Ketika saya hendak menulis artikel ini, saya menyempatkan diri untuk menonton sebuah video di YouTube sebagai referensi. Ketika saya scroll ke bawah, saya tertarik membaca sebuah komentar yang merupakan Top Comment dari video tersebut.
My school does this all the time. When I get an A the teacher takes the credit. But when I fail, it is suddenly my fault and the give me adderall.
The teacher doesn't do it for her self esteem. unless you think self-esteem is a socio-meter, that.
Kurang lebih maksud dari komentar tersebut adalah, ia merasa Self-Serving Bias terus terjadi di sekolahnya. Â Ketika seorang siswa mendapatkan nilai A, guru menganggap itu adalah sebuah kredit (harga atau nilai untuk suatu tindakan yang baik) untuk dirinya. Namun berbeda jika siswanya gagal, guru akan merasa itu adalah kesalahan siswa.
Dari komentar tadi, ada beberapa komentar tanggapan yang menyetujui atau membela si siswa dengan mengatakan bahwa "Kamu bukanlah pelajar yang buruk, ini lebih kepada cara mereka mengajar" dan kalimat-kalimat dukungan lainnya.

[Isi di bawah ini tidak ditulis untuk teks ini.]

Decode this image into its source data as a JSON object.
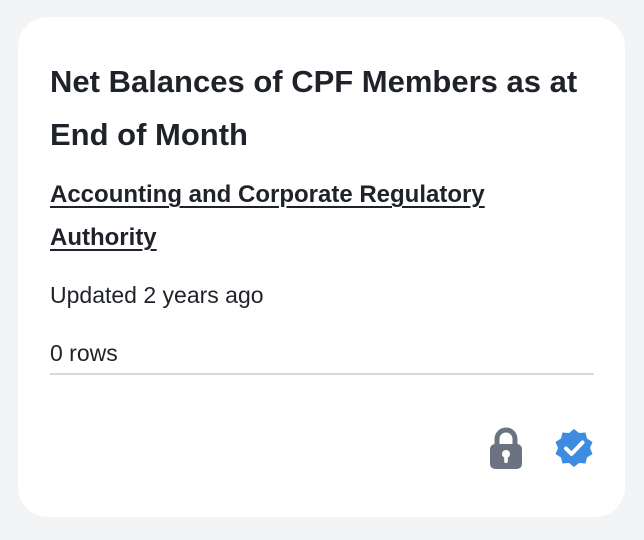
{
  "card": {
    "title": "Net Balances of CPF Members as at End of Month",
    "publisher": "Accounting and Corporate Regulatory Authority",
    "updated": "Updated 2 years ago",
    "rows": "0 rows",
    "icons": [
      "lock-icon",
      "verified-badge-icon"
    ],
    "colors": {
      "lock": "#6b7380",
      "verified": "#3d8ce0"
    }
  }
}
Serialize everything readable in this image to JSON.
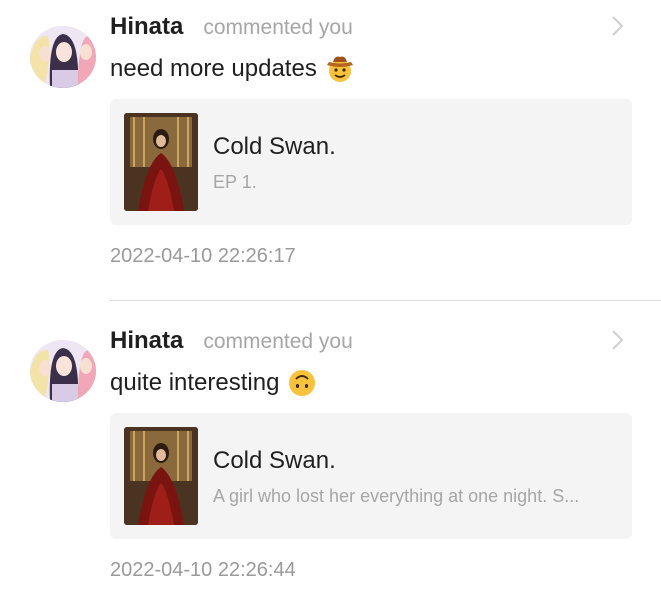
{
  "comments": [
    {
      "avatar_icon": "user-avatar-icon",
      "username": "Hinata",
      "action": "commented you",
      "text": "need more updates",
      "emoji": "cowboy-face-emoji",
      "card": {
        "title": "Cold Swan.",
        "subtitle": "EP 1."
      },
      "timestamp": "2022-04-10 22:26:17"
    },
    {
      "avatar_icon": "user-avatar-icon",
      "username": "Hinata",
      "action": "commented you",
      "text": "quite interesting",
      "emoji": "upside-down-face-emoji",
      "card": {
        "title": "Cold Swan.",
        "subtitle": "A girl who lost her everything at one night. S..."
      },
      "timestamp": "2022-04-10 22:26:44"
    }
  ],
  "colors": {
    "text_primary": "#1f1f1f",
    "text_secondary": "#a6a6a6",
    "card_background": "#f4f4f4",
    "divider": "#dcdcdc",
    "emoji_yellow": "#f9c23c"
  }
}
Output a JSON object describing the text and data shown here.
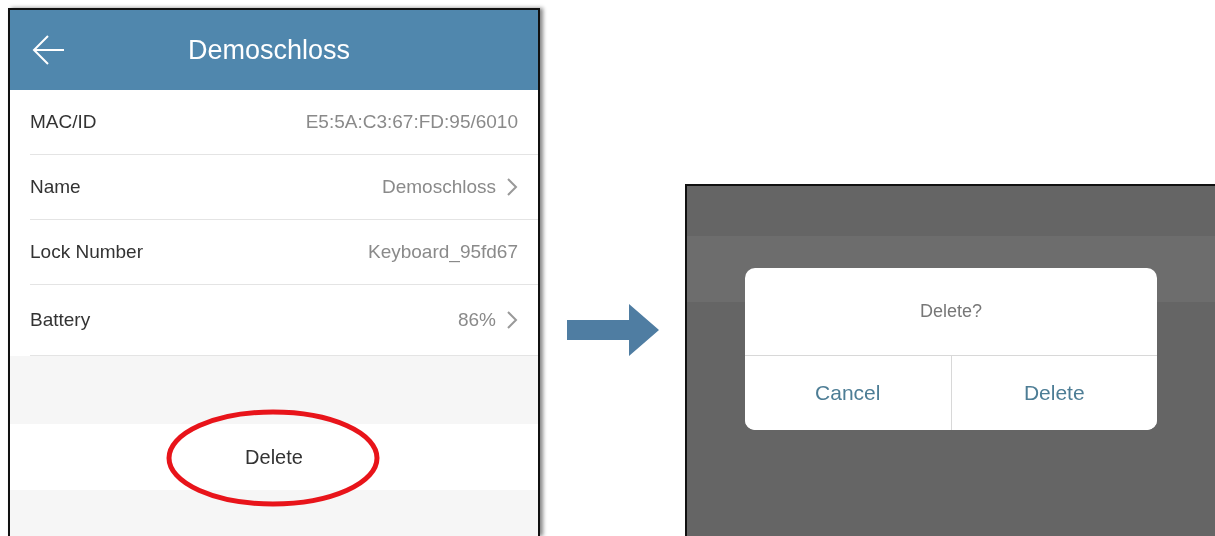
{
  "detail_screen": {
    "title": "Demoschloss",
    "rows": [
      {
        "label": "MAC/ID",
        "value": "E5:5A:C3:67:FD:95/6010",
        "chevron": false
      },
      {
        "label": "Name",
        "value": "Demoschloss",
        "chevron": true
      },
      {
        "label": "Lock Number",
        "value": "Keyboard_95fd67",
        "chevron": false
      },
      {
        "label": "Battery",
        "value": "86%",
        "chevron": true
      }
    ],
    "delete_button": {
      "label": "Delete",
      "circled": true
    }
  },
  "confirm_dialog": {
    "message": "Delete?",
    "buttons": [
      {
        "label": "Cancel"
      },
      {
        "label": "Delete"
      }
    ]
  }
}
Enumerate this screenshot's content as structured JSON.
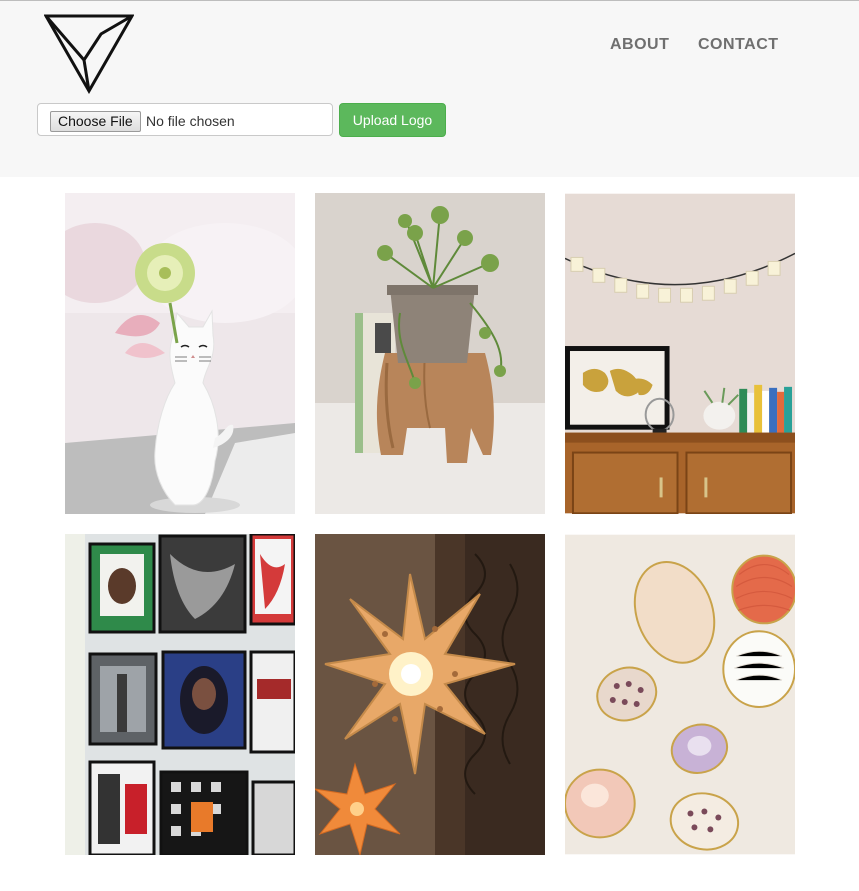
{
  "nav": {
    "about": "ABOUT",
    "contact": "CONTACT"
  },
  "upload": {
    "choose_label": "Choose File",
    "status": "No file chosen",
    "submit_label": "Upload Logo"
  },
  "colors": {
    "header_bg": "#f7f7f7",
    "nav_text": "#6f6f6f",
    "upload_button": "#5cb85c"
  },
  "gallery": {
    "items": [
      {
        "icon": "cat-vase-photo"
      },
      {
        "icon": "potted-plant-photo"
      },
      {
        "icon": "letter-lights-shelf-photo"
      },
      {
        "icon": "record-wall-photo"
      },
      {
        "icon": "star-lanterns-photo"
      },
      {
        "icon": "seashells-photo"
      }
    ]
  }
}
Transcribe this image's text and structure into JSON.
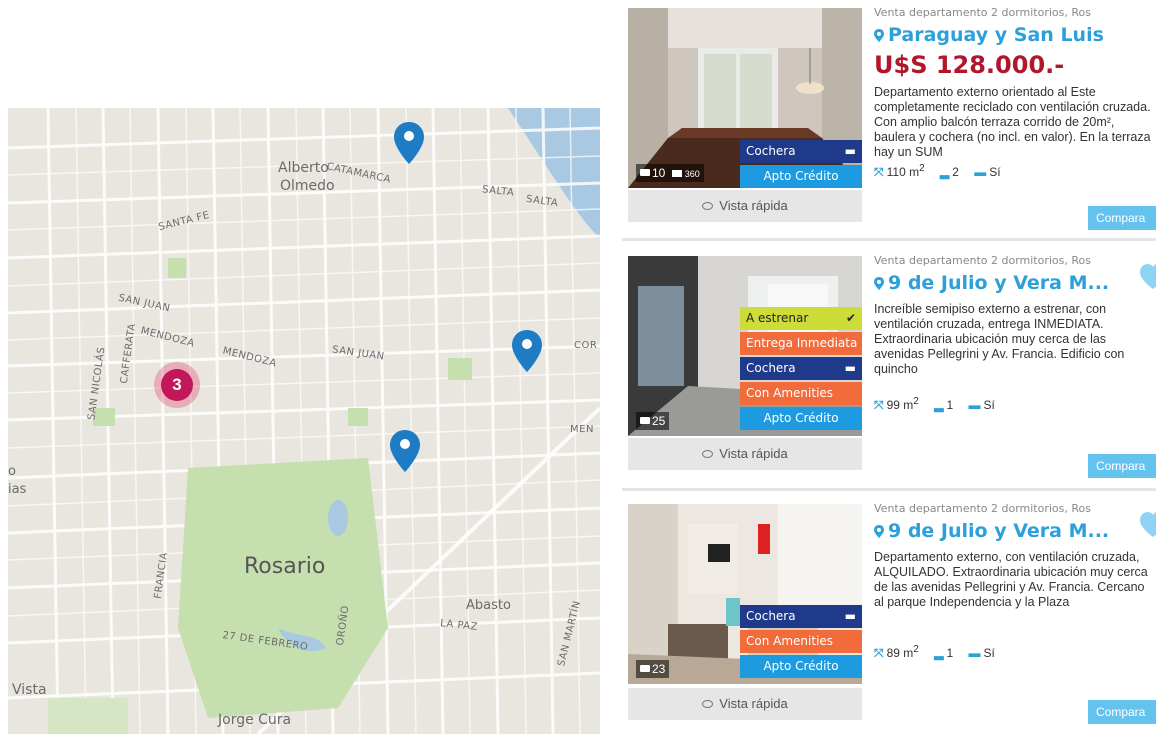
{
  "map": {
    "labels": {
      "alberto": "Alberto",
      "olmedo": "Olmedo",
      "catamarca": "CATAMARCA",
      "salta1": "SALTA",
      "salta2": "SALTA",
      "santafe": "SANTA FE",
      "sanjuan1": "SAN JUAN",
      "mendoza1": "MENDOZA",
      "mendoza2": "MENDOZA",
      "sanjuan2": "SAN JUAN",
      "sannicolas": "SAN NICOLÁS",
      "cafferata": "CAFFERATA",
      "cor": "COR",
      "men": "MEN",
      "rosario": "Rosario",
      "francia": "FRANCIA",
      "orono": "OROÑO",
      "febrero": "27 DE FEBRERO",
      "abasto": "Abasto",
      "lapaz": "LA PAZ",
      "sanmartin": "SAN MARTÍN",
      "vista": "Vista",
      "jorge": "Jorge Cura",
      "edge_o": "o",
      "edge_ias": "ias"
    },
    "cluster_count": "3"
  },
  "colors": {
    "accent_blue": "#2d9fd9",
    "price_red": "#b0172d",
    "pin_blue": "#1e7cc4",
    "cluster": "#c2185b"
  },
  "listings": [
    {
      "subtitle": "Venta departamento 2 dormitorios, Ros",
      "address": "Paraguay y San Luis",
      "price": "U$S 128.000.-",
      "description": "Departamento externo orientado al Este completamente reciclado con ventilación cruzada. Con amplio balcón terraza corrido de 20m², baulera y cochera (no incl. en valor). En la terraza hay un SUM",
      "area": "110 m",
      "area_unit_sup": "2",
      "baths": "2",
      "garage": "Sí",
      "photo_count": "10",
      "photo_extra": "360",
      "badges": [
        {
          "label": "Cochera",
          "icon": "car-icon"
        },
        {
          "label": "Apto Crédito",
          "icon": ""
        }
      ],
      "quick_view": "Vista rápida",
      "compare": "Compara"
    },
    {
      "subtitle": "Venta departamento 2 dormitorios, Ros",
      "address": "9 de Julio y Vera M...",
      "price": "",
      "description": "Increíble semipiso externo a estrenar, con ventilación cruzada, entrega INMEDIATA. Extraordinaria ubicación muy cerca de las avenidas Pellegrini y Av. Francia. Edificio con quincho",
      "area": "99 m",
      "area_unit_sup": "2",
      "baths": "1",
      "garage": "Sí",
      "photo_count": "25",
      "badges": [
        {
          "label": "A estrenar",
          "icon": "check-icon"
        },
        {
          "label": "Entrega Inmediata",
          "icon": ""
        },
        {
          "label": "Cochera",
          "icon": "car-icon"
        },
        {
          "label": "Con Amenities",
          "icon": ""
        },
        {
          "label": "Apto Crédito",
          "icon": ""
        }
      ],
      "quick_view": "Vista rápida",
      "compare": "Compara"
    },
    {
      "subtitle": "Venta departamento 2 dormitorios, Ros",
      "address": "9 de Julio y Vera M...",
      "price": "",
      "description": "Departamento externo, con ventilación cruzada, ALQUILADO. Extraordinaria ubicación muy cerca de las avenidas Pellegrini y Av. Francia. Cercano al parque Independencia y la Plaza",
      "area": "89 m",
      "area_unit_sup": "2",
      "baths": "1",
      "garage": "Sí",
      "photo_count": "23",
      "badges": [
        {
          "label": "Cochera",
          "icon": "car-icon"
        },
        {
          "label": "Con Amenities",
          "icon": ""
        },
        {
          "label": "Apto Crédito",
          "icon": ""
        }
      ],
      "quick_view": "Vista rápida",
      "compare": "Compara"
    }
  ]
}
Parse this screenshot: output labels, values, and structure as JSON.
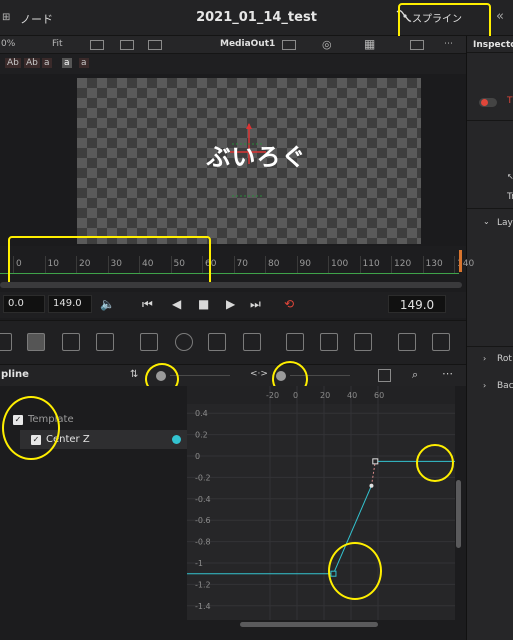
{
  "titlebar": {
    "node_label": "ノード",
    "title": "2021_01_14_test",
    "spline_label": "スプライン",
    "node_icon": "node-grid-icon",
    "spline_icon": "spline-curve-icon"
  },
  "viewer_toolbar": {
    "zoom_left": "0%",
    "fit": "Fit",
    "output": "MediaOut1"
  },
  "text_tools": [
    "Ab",
    "Ab",
    "a",
    "a",
    "a"
  ],
  "viewer": {
    "overlay_text": "ぶいろぐ"
  },
  "ruler": {
    "ticks": [
      "0",
      "10",
      "20",
      "30",
      "40",
      "50",
      "60",
      "70",
      "80",
      "90",
      "100",
      "110",
      "120",
      "130",
      "140"
    ]
  },
  "transport": {
    "start": "0.0",
    "end": "149.0",
    "current": "149.0"
  },
  "spline": {
    "panel_label": "pline",
    "tree": [
      {
        "label": "Template",
        "checked": true
      },
      {
        "label": "Center Z",
        "checked": true
      }
    ],
    "x_ticks": [
      "-20",
      "0",
      "20",
      "40",
      "60"
    ],
    "y_ticks": [
      "0.4",
      "0.2",
      "0",
      "-0.2",
      "-0.4",
      "-0.6",
      "-0.8",
      "-1",
      "-1.2",
      "-1.4"
    ],
    "curve_color": "#33c3d0"
  },
  "inspector": {
    "label": "Inspecto",
    "rows": [
      "T",
      "Tr",
      "Lay",
      "Rot",
      "Bac"
    ]
  },
  "colors": {
    "accent": "#ffef00",
    "loop": "#e0463a",
    "timeline_green": "#3fa34a"
  }
}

Jika dalam kasus komentar ini guru yang memiliki pola pikir Self-Serving Bias, ada contoh lain dimana terjadi sebalinya, siswa yang memiliki cara berpikir yang bias. Contonya sudah saya sajikan di awal artikel ini, ketika seseorang siswa gagal dalam ujian, ia malah menyalahkan gurunya yang tidak objektif dalam menilai, padahal mungkin saja memang hasil pekerjaan siswa tersebut buruk.